Cholesterol plays an essential role in many cellular and developmental processes. In addition to being a structural lipid in membranes and myelin, cholesterol is the precursor for bile acids, steroid hormones, neurosteroids, and oxysterol synthesis. Subcellular organelles such as caveolae and lipid rafts are enriched in cholesterol. Finally, cholesterol is necessary for the modification and the function of several hedgehog signaling proteins that control embryonic development. Most defects of cholesterol synthesis are caused by enzyme deficiencies in the post-squalene portion of the pathway (Figures 23-1 and 23-2). Only mevalonate kinase deficiency (MKD), resulting in a multisystemic (inflammatory) disorder with mevalonic aciduria (MVA) and hyperimmunoglobulinemia D syndrome (HIDS) as the extremes of a disease spectrum, is found in the proximal part of the pathway (Figure 23-3).
Pathway of post-squalene cholesterol biosynthesis. The enzymes are listed in the middle in italic. The respective genes are shown to the left in bold and italic.
Defects of the post-squalene cholesterol biosynthesis pathway. Red bars represent enzyme blocks; the corresponding disorders are given in red to the right. HEM, Greenberg dysplasia; PHA, Pelger-Huët anomaly; SC4MOL, sterol C4 methyl oxidase deficiency; CHILD, CHILD syndrome; CDPX2, Conradi-Hünermann syndrome; male EBP, hemizygous male emopamil-binding protein deficiency.
Defects of the proximal cholesterol biosynthesis pathway. The red bars represent the enzyme block; the corresponding disorders are given in red next to the bar. Accumulating metabolites are printed in blue. Metabolites that may be deficient are printed in green. MKD, mevalonate kinase deficiency; MVA, mevalonic aciduria; HIDS, hyper-IgD syndrome.

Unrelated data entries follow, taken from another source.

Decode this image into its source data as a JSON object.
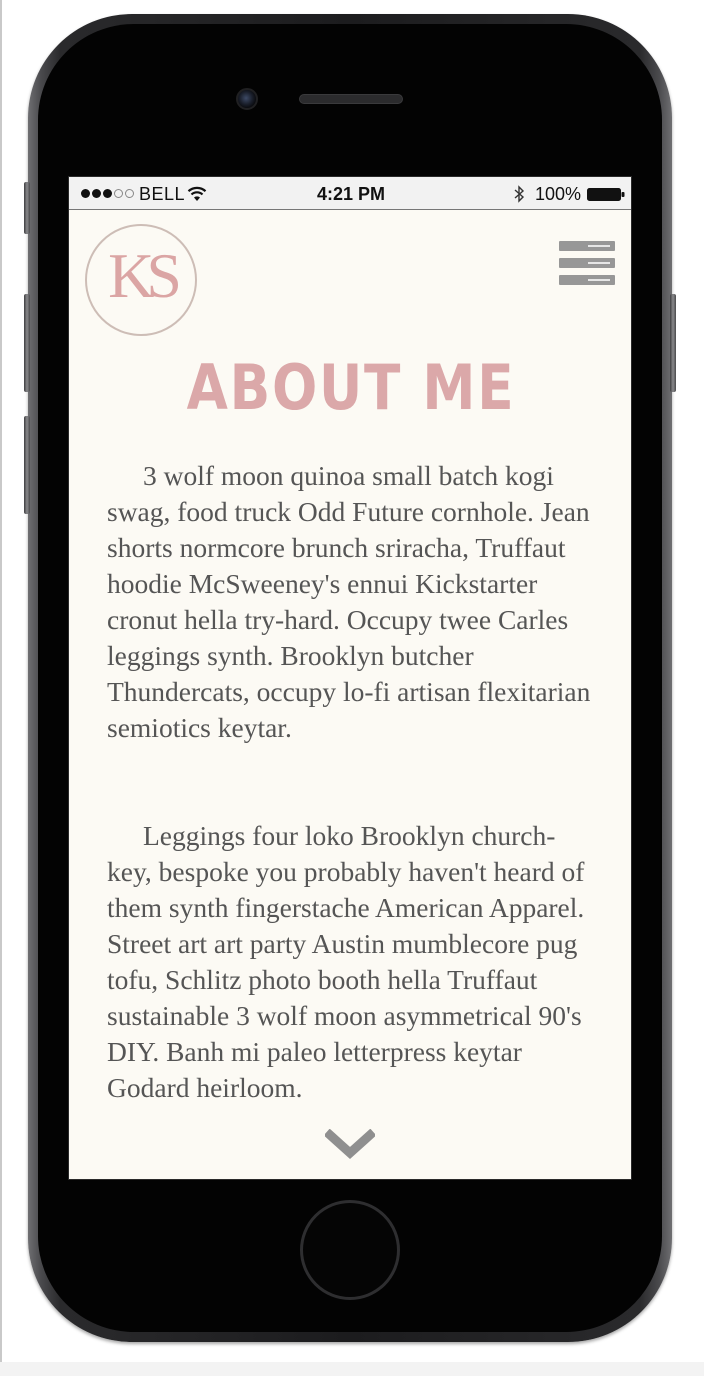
{
  "status_bar": {
    "carrier": "BELL",
    "time": "4:21 PM",
    "battery": "100%"
  },
  "header": {
    "logo_text": "KS",
    "menu_icon": "hamburger-menu-icon"
  },
  "page": {
    "title": "ABOUT ME",
    "paragraphs": [
      "3 wolf moon quinoa small batch kogi swag, food truck Odd Future cornhole. Jean shorts normcore brunch sriracha, Truffaut hoodie McSweeney's ennui Kickstarter cronut hella try-hard. Occupy twee Carles leggings synth. Brooklyn butcher Thundercats, occupy lo-fi artisan flexitarian semiotics keytar.",
      "Leggings four loko Brooklyn church-key, bespoke you probably haven't heard of them synth fingerstache American Apparel. Street art art party Austin mumblecore pug tofu, Schlitz photo booth hella Truffaut sustainable 3 wolf moon asymmetrical 90's DIY. Banh mi paleo letterpress keytar Godard heirloom."
    ]
  },
  "colors": {
    "accent_pink": "#dba8a9",
    "screen_background": "#fcfaf4",
    "body_text": "#555555",
    "menu_gray": "#979797"
  },
  "icons": {
    "scroll": "chevron-down-icon",
    "wifi": "wifi-icon",
    "bluetooth": "bluetooth-icon",
    "battery": "battery-icon"
  }
}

The 27-carbon cholesterol molecule is synthesized from lanosterol, the first sterol in the cholesterol synthesis pathway, via a series of approximately 30 enzymatic reactions. Defects of cholesterol biosynthesis result in congenital malformation syndromes. Many of the malformations in Smith-Lemli-Opitz syndrome (SLOS), lathosterolosis, and desmosterolosis are consistent with impaired function of sonic hedgehog (SHH), which plays a major role in the patterning of forebrain and limb development. Mutations in the SHH gene result in holoprosencephaly, a malformation sequence also found in some patients with SLOS. Because cholesterol was thought to be essential for the autoprocessing of SHH, a splitting of the protein in an inactive part and a signaling part, the apparent dysfunction of SHH in SLOS was assumed to be caused by the interference of 7-dehydrocholesterol (7-DHC) in this process. It was later found that 7-DHC has the same effect on SHH autoprocessing as cholesterol, and it also did not impair the signaling function of sterol-modified SHH. It is now thought that decreased intracellular cholesterol levels impair the SHH signaling cascade in SLOS and lathosterolosis downstream of the SHH receptor patched at the level of smoothened, a G-protein-linked protein.